|Mature thunderstorm with typical anvil shaped cloud.|
Thunderstorms are violent weather systems. Fortunately, most thunderstorms are spatially small and temporally short-lived. Only a small fraction of all thunderstorms are classified as severe thunderstorms.
Thunderstorms form when moist, unstable air is lifted vertically into the atmosphere. The processes that initiate the vertical lifting were previously discussed. These are unequal heating of the Earth's surface (surface heating and free convection), orographic (mountain) lifting, dynamical lifting, which occurs near areas of lower level convergence and/or upper level divergence, and lifting because of the presence of a frontal zone -- each of these can initiate thunderstorm development. You may want to review the Conditions which force air to rise as each of these can initiate thunderstorm development.
Immediately after lifting begins, a rising parcel of warm moist air begins to expand and cool. At a certain elevation the parcel will reach saturation with respect to water vapor resulting in condensation and the formation of a cumulus cloud. During condensation, large quantities of latent heat are released. Much of the energy used in thunderstorm development comes from the release of latent heat. It is the heat released by condensation within a cloud that permits the rising air to stay warmer than its surroundings, and thus to be buoyant through great depths.
With the vertical extension of air parcels, the cumulus cloud grows into a cumulonimbus cloud. Cumulonimbus clouds can reach heights of 20 kilometers above the Earth's surface. Severe weather associated with thunderstorms includes hail, strong winds, lightning, intense rain, flash flooding, and tornadoes.
Thunderstorm development requires an unstable atmosphere. The more unstable the atmosphere, the more violent the potential thunderstorm. There are three basic ways to make the atmosphere more unstable:
It is estimated that more than 40,000 thunderstorms occur each day throughout the world. Annually, this adds up to 14,500,000 thunderstorms per year.

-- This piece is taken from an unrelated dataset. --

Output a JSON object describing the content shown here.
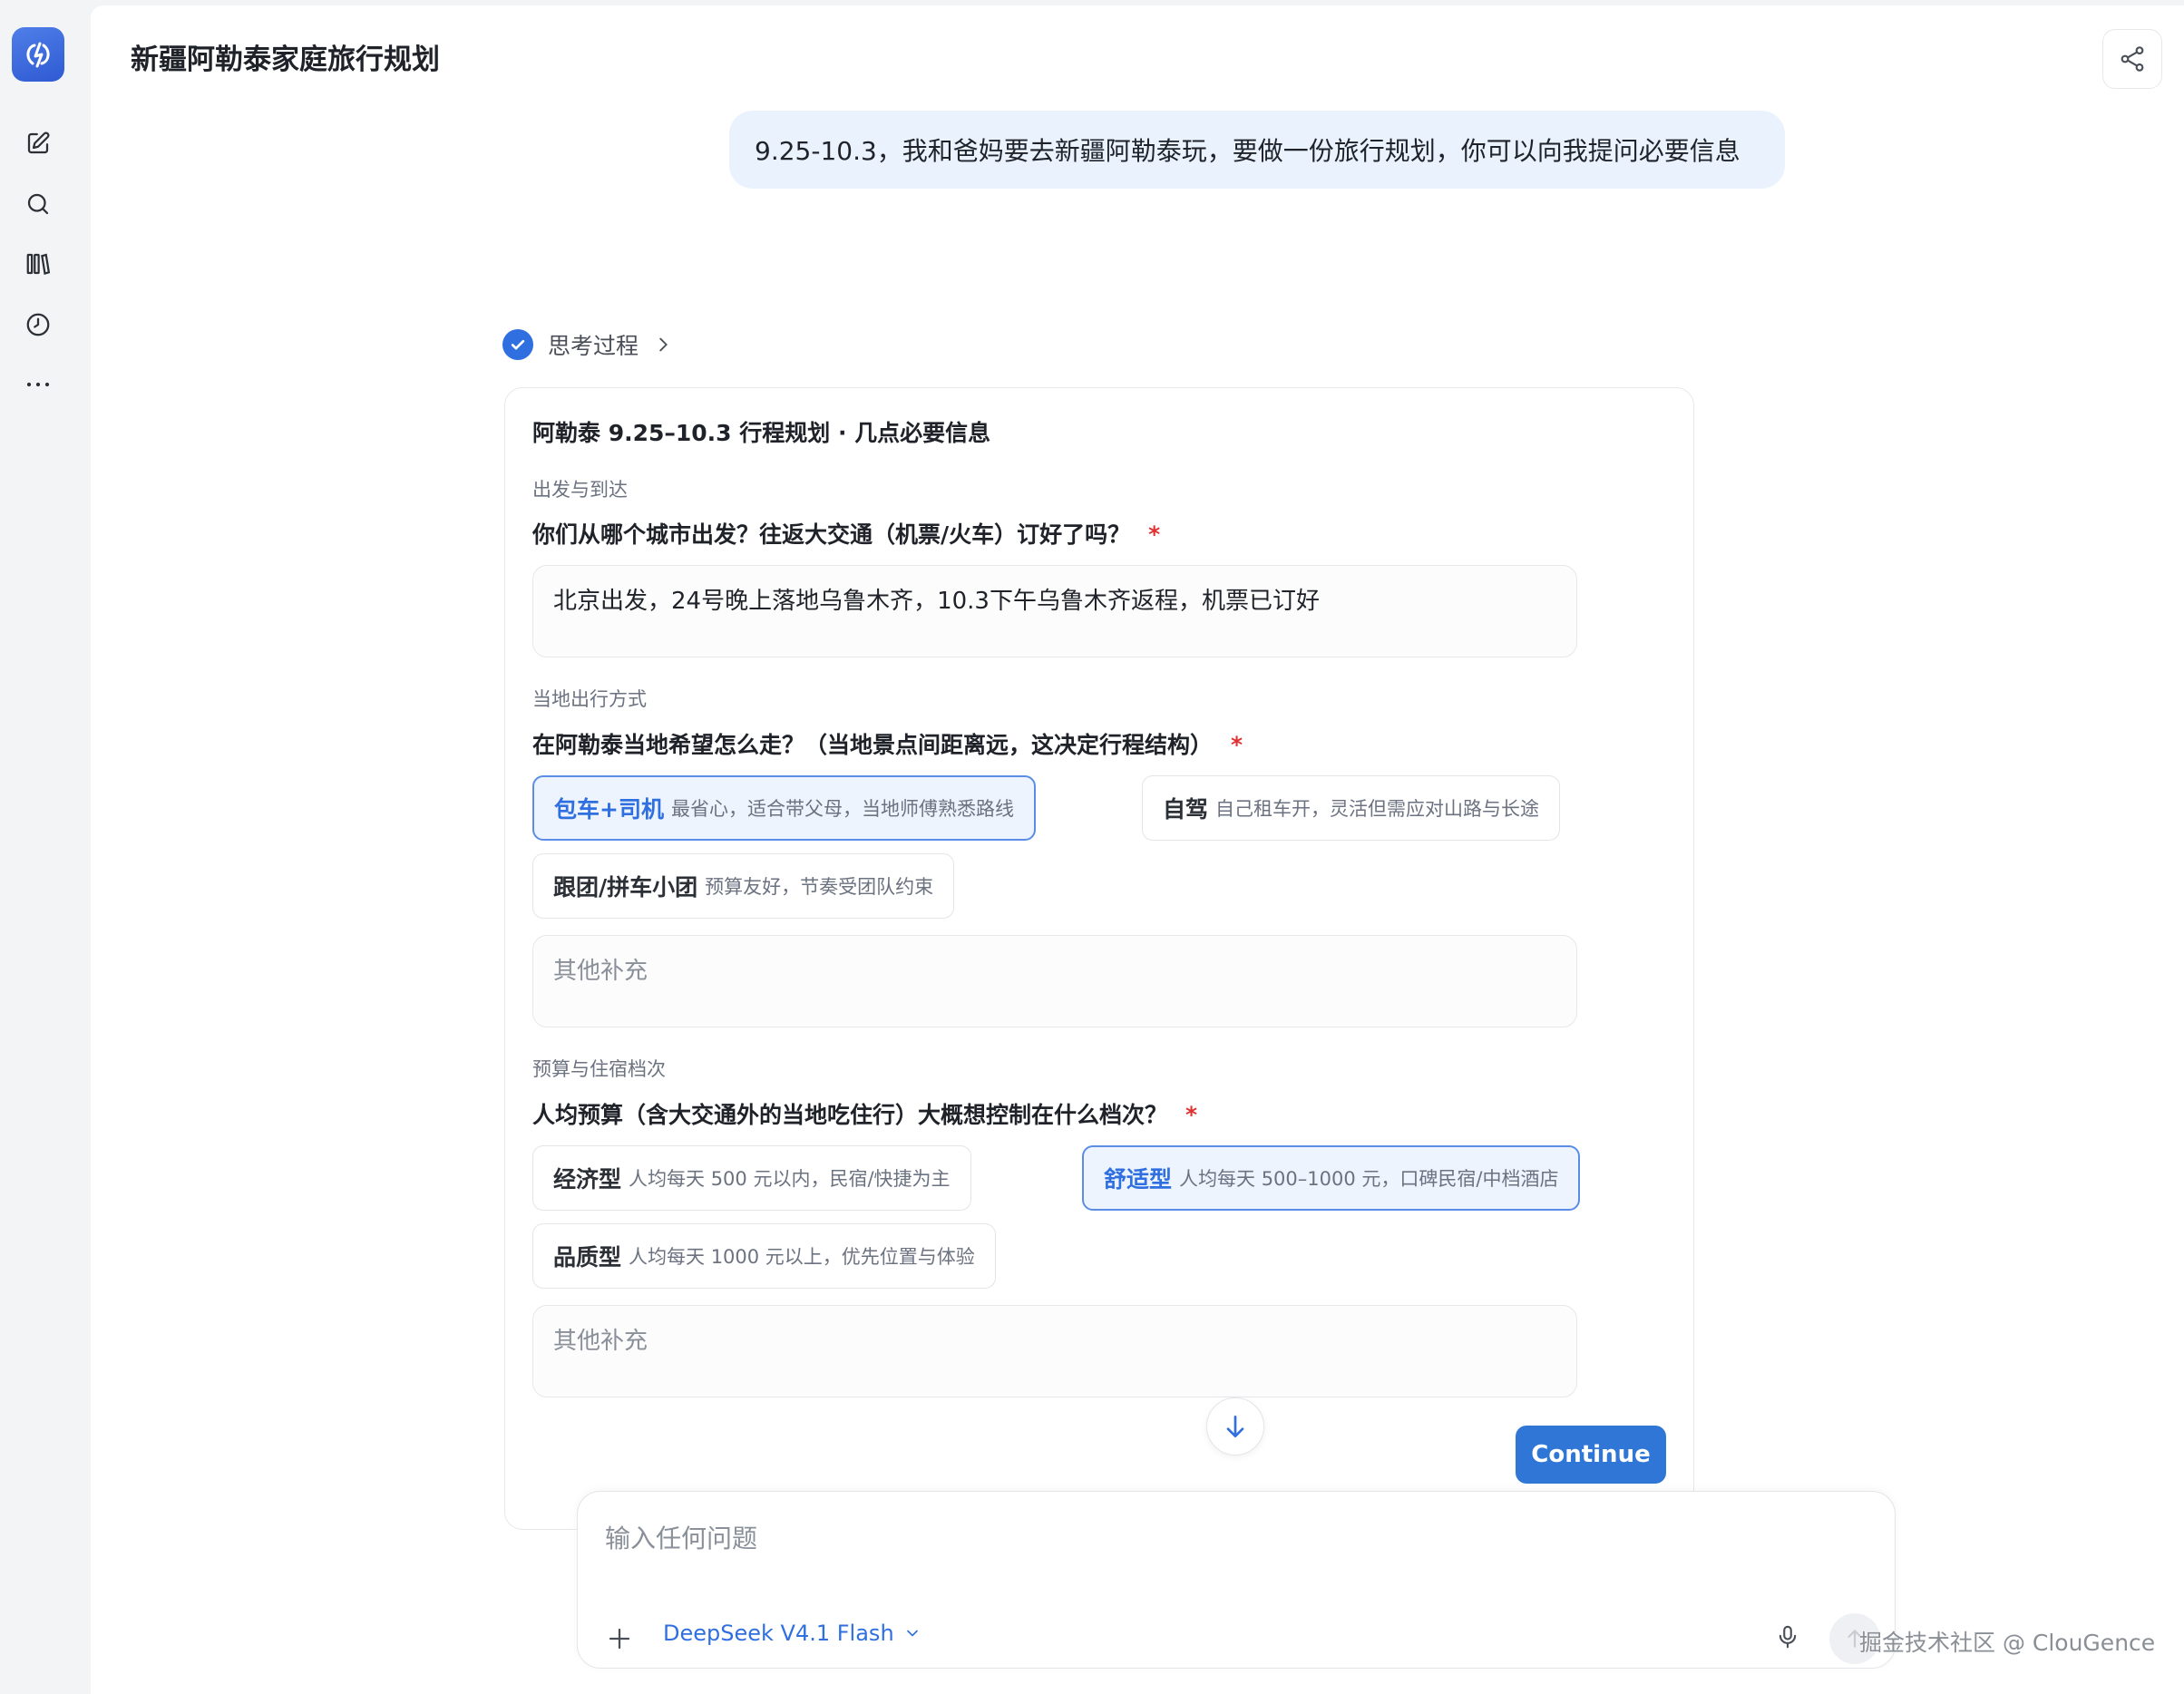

|Distribution of world-wide lightning strikes from satellite-based optical sensors. Units are #flashes per square kilometer per year. Figure provided by NSSTC lightning team.|
Thunderstorms form from the equator to as far north as Alaska. They occur most commonly in the tropics where the intense sunshine strongly heats the moist surface air all year round. Many tropical land based locations experience over 100 thunderstorm days per year (see Figure S (top)). Thunderstorm formation over tropical oceans is less frequent because ocean surfaces do not warm as rapidly as land surfaces. Thus, in general, thunderstorms are much more common over land areas than over the oceans. Outside the tropics, thunderstorm formation is more seasonal occurring most often in those months where heating from the sun is most intense. While tropical areas do produce the most thunderstorms per year, the most common place for severe thunderstorms is in the middle latitude regions of the Earth. In these regions, warm moist tropical air can mix with cold polar air, which sets the stage for severe thunderstorms.

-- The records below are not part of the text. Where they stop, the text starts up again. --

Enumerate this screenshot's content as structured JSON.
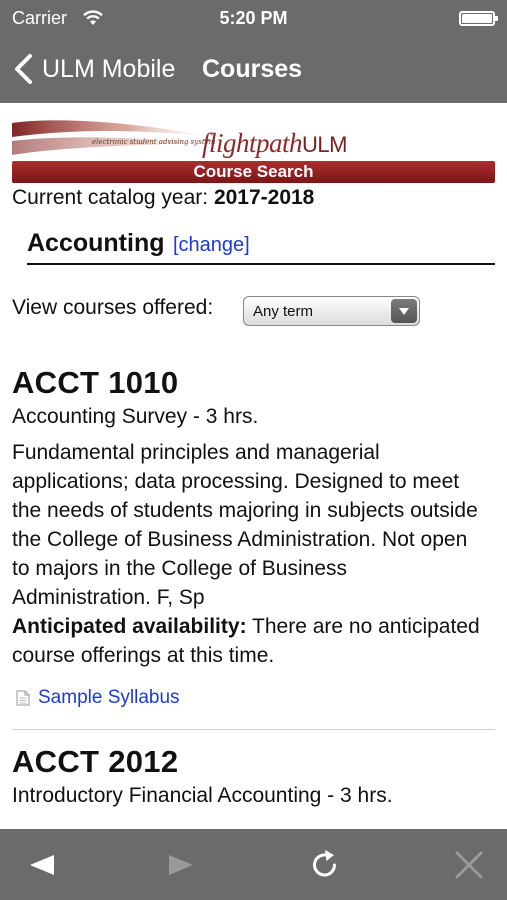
{
  "status": {
    "carrier": "Carrier",
    "time": "5:20 PM"
  },
  "nav": {
    "back_label": "ULM Mobile",
    "title": "Courses"
  },
  "logo": {
    "tagline": "electronic student advising system",
    "brand_italic": "flightpath",
    "brand_suffix": "ULM"
  },
  "search_bar": "Course Search",
  "catalog": {
    "label": "Current catalog year: ",
    "year": "2017-2018"
  },
  "department": {
    "name": "Accounting",
    "change_link": "[change]"
  },
  "filter": {
    "label": "View courses offered:",
    "selected": "Any term"
  },
  "courses": [
    {
      "code": "ACCT 1010",
      "title": "Accounting Survey - 3 hrs.",
      "description": "Fundamental principles and managerial applications; data processing. Designed to meet the needs of students majoring in subjects outside the College of Business Administration. Not open to majors in the College of Business Administration. F, Sp",
      "availability_label": "Anticipated availability:",
      "availability_text": " There are no anticipated course offerings at this time.",
      "syllabus_link": "Sample Syllabus"
    },
    {
      "code": "ACCT 2012",
      "title": "Introductory Financial Accounting - 3 hrs."
    }
  ],
  "icons": {
    "back": "chevron-left-icon",
    "wifi": "wifi-icon",
    "battery": "battery-icon",
    "doc": "document-icon",
    "toolbar": [
      "back-arrow-icon",
      "forward-arrow-icon",
      "reload-icon",
      "close-icon"
    ]
  },
  "colors": {
    "bar_gray": "#6b6b6b",
    "brand_red": "#8c2a2a",
    "link_blue": "#1a3bd6"
  }
}
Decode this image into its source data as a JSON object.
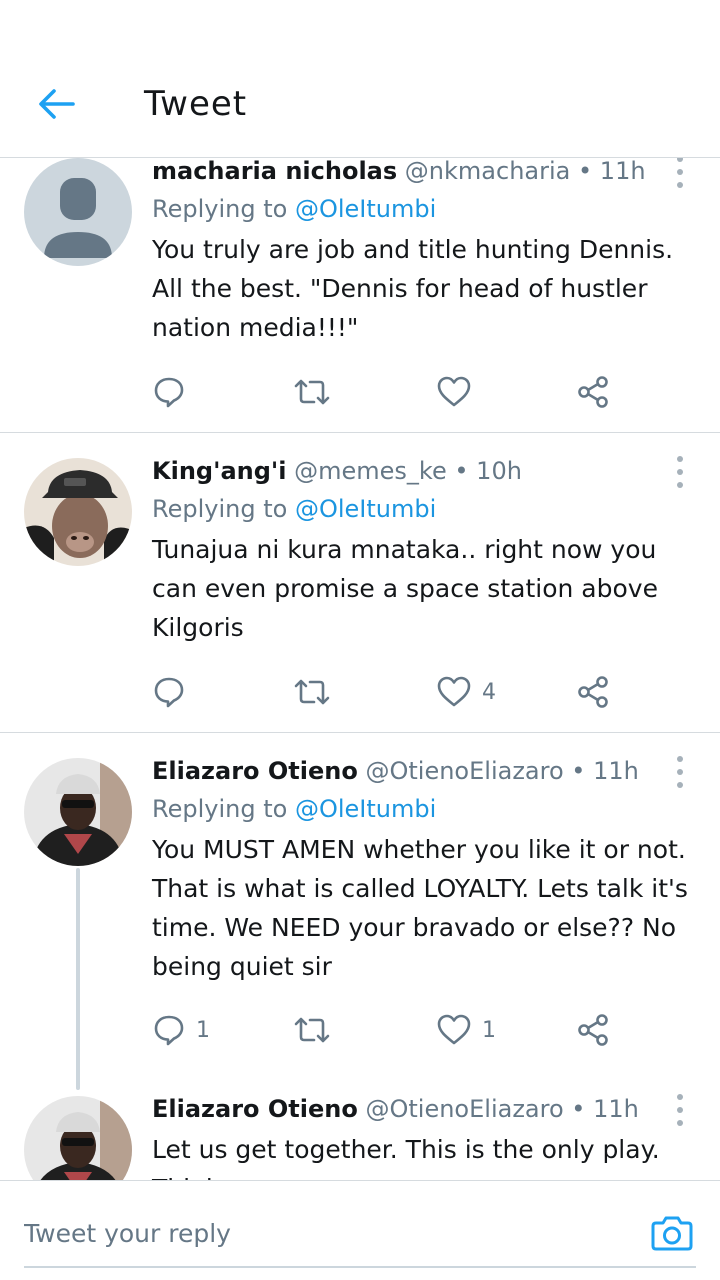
{
  "header": {
    "title": "Tweet",
    "back_icon": "arrow-left-icon",
    "accent": "#1da1f2"
  },
  "tweets": [
    {
      "name": "macharia nicholas",
      "handle": "@nkmacharia",
      "sep": "•",
      "time": "11h",
      "reply_prefix": "Replying to",
      "reply_handle": "@OleItumbi",
      "text": "You truly are job and title hunting Dennis. All the best. \"Dennis for head of hustler nation media!!!\"",
      "reply_count": "",
      "retweet_count": "",
      "like_count": ""
    },
    {
      "name": "King'ang'i",
      "handle": "@memes_ke",
      "sep": "•",
      "time": "10h",
      "reply_prefix": "Replying to",
      "reply_handle": "@OleItumbi",
      "text": "Tunajua ni kura mnataka.. right now you can even promise a space station above Kilgoris",
      "reply_count": "",
      "retweet_count": "",
      "like_count": "4"
    },
    {
      "name": "Eliazaro Otieno",
      "handle": "@OtienoEliazaro",
      "sep": "•",
      "time": "11h",
      "reply_prefix": "Replying to",
      "reply_handle": "@OleItumbi",
      "text": "You MUST AMEN whether you like it or not. That is what is called LOYALTY. Lets talk it's time. We NEED your bravado or else?? No being quiet sir",
      "reply_count": "1",
      "retweet_count": "",
      "like_count": "1"
    },
    {
      "name": "Eliazaro Otieno",
      "handle": "@OtienoEliazaro",
      "sep": "•",
      "time": "11h",
      "text": "Let us get together. This is the only play. Think"
    }
  ],
  "composer": {
    "placeholder": "Tweet your reply",
    "camera_icon": "camera-icon"
  },
  "colors": {
    "link": "#1b95e0",
    "muted": "#657786",
    "divider": "#d6dbdf",
    "text": "#14171a"
  }
}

The figure bellow shows the average number of days each year having thunderstorms in various parts of the United States. Note that this figure includes all thunderstorms. Most thunderstorms are not severe thunderstorms.

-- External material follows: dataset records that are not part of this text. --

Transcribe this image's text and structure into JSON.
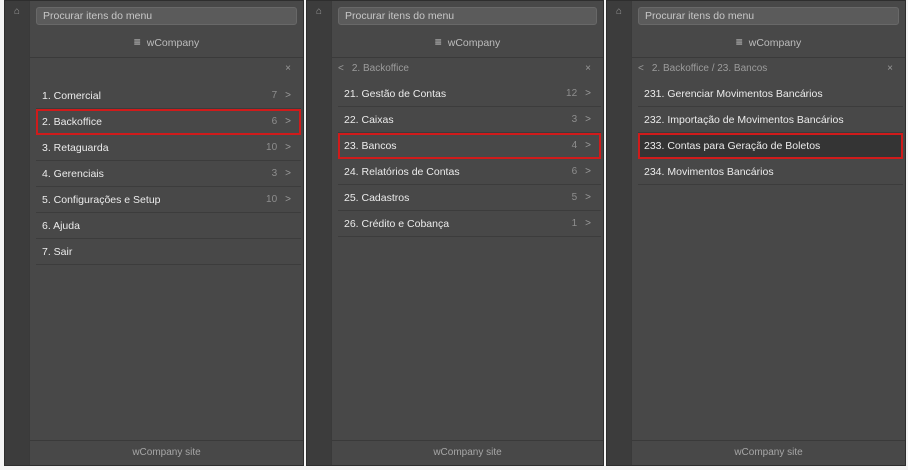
{
  "common": {
    "search_placeholder": "Procurar itens do menu",
    "brand": "wCompany",
    "footer": "wCompany site",
    "close_glyph": "×",
    "back_glyph": "<",
    "chevron_glyph": ">",
    "home_glyph": "⌂",
    "hamburger_glyph": "≡",
    "highlight_color": "#d01b1b"
  },
  "panels": [
    {
      "header": "",
      "items": [
        {
          "label": "1. Comercial",
          "count": "7",
          "chev": true
        },
        {
          "label": "2. Backoffice",
          "count": "6",
          "chev": true,
          "highlight": true
        },
        {
          "label": "3. Retaguarda",
          "count": "10",
          "chev": true
        },
        {
          "label": "4. Gerenciais",
          "count": "3",
          "chev": true
        },
        {
          "label": "5. Configurações e Setup",
          "count": "10",
          "chev": true
        },
        {
          "label": "6. Ajuda",
          "count": "",
          "chev": false
        },
        {
          "label": "7. Sair",
          "count": "",
          "chev": false
        }
      ]
    },
    {
      "header": "2. Backoffice",
      "items": [
        {
          "label": "21. Gestão de Contas",
          "count": "12",
          "chev": true
        },
        {
          "label": "22. Caixas",
          "count": "3",
          "chev": true
        },
        {
          "label": "23. Bancos",
          "count": "4",
          "chev": true,
          "highlight": true
        },
        {
          "label": "24. Relatórios de Contas",
          "count": "6",
          "chev": true
        },
        {
          "label": "25. Cadastros",
          "count": "5",
          "chev": true
        },
        {
          "label": "26. Crédito e Cobança",
          "count": "1",
          "chev": true
        }
      ]
    },
    {
      "header": "2. Backoffice / 23. Bancos",
      "items": [
        {
          "label": "231. Gerenciar Movimentos Bancários",
          "count": "",
          "chev": false
        },
        {
          "label": "232. Importação de Movimentos Bancários",
          "count": "",
          "chev": false
        },
        {
          "label": "233. Contas para Geração de Boletos",
          "count": "",
          "chev": false,
          "highlight": true,
          "active": true
        },
        {
          "label": "234. Movimentos Bancários",
          "count": "",
          "chev": false
        }
      ]
    }
  ]
}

|The average number of days each year on which thunderstorms are observed thoughout the United States. (Due to the scarcity of data, the number of thunderstorms is underestimated in the mountainous west.)|
The figure above describes the annual average number of thunderstorm days across the United States. You should be familar with the thunderstorm characteristics of three distinct regions, labeled (1) - (3) in the text. (1) According to this map, the greatest incidence of thunderstorms occurs in the southeastern United States. This particular spatial distribution suggests that extreme solar heating is not the only requirement for thunderstorm formation. Another important prerequisite is the availability of large quantities of water vapor at the surface. The southeastern states are surrounded by the warm ocean waters of the Gulf of Mexico and the warm Gulf Stream Current along the east coast, which supplies vast quantities of water vapor for the adjacent land areas. The atmosphere is often relatively unstable, particularly during the day when the ground is warmed by the sun, quickly forming cumulonimbus clouds when surface heating is intense. Florida is the thunderstorm capital of the United States as it is surrounded on three sides by warm ocean water (see Figure S (bottom)). (2) A secondary maximum in thunderstorm days is found in Colorado, Arizona, and New Mexico. In this region the mountainous terrain is an important factor. Mountain slopes that face the sun absorb more direct solar radiation and become relatively warmer creating strong updrafts that form into cumulus clouds. These areas are much less humid than the southeastern United States, thus the thunderstorms in these areas are characterized by higher cloud bases and less rainfall. During the summer monsoon season, east winds bring some tropical moisture resulting in a strong seasonal increase in thunderstorm frequency. (3) Few thunderstorms occur along the west coast of the United States. The main reason is that this region is adjacent to the cold surface ocean water of the eastern Pacific Ocean. The cold air in the lower atmosphere makes the atmosphere stable and not conducive to thunderstorm formation. In other words, the atmosphere along the west coast of the United States is typically stable because surface air usually comes from the relatively cold eastern Pacific Ocean.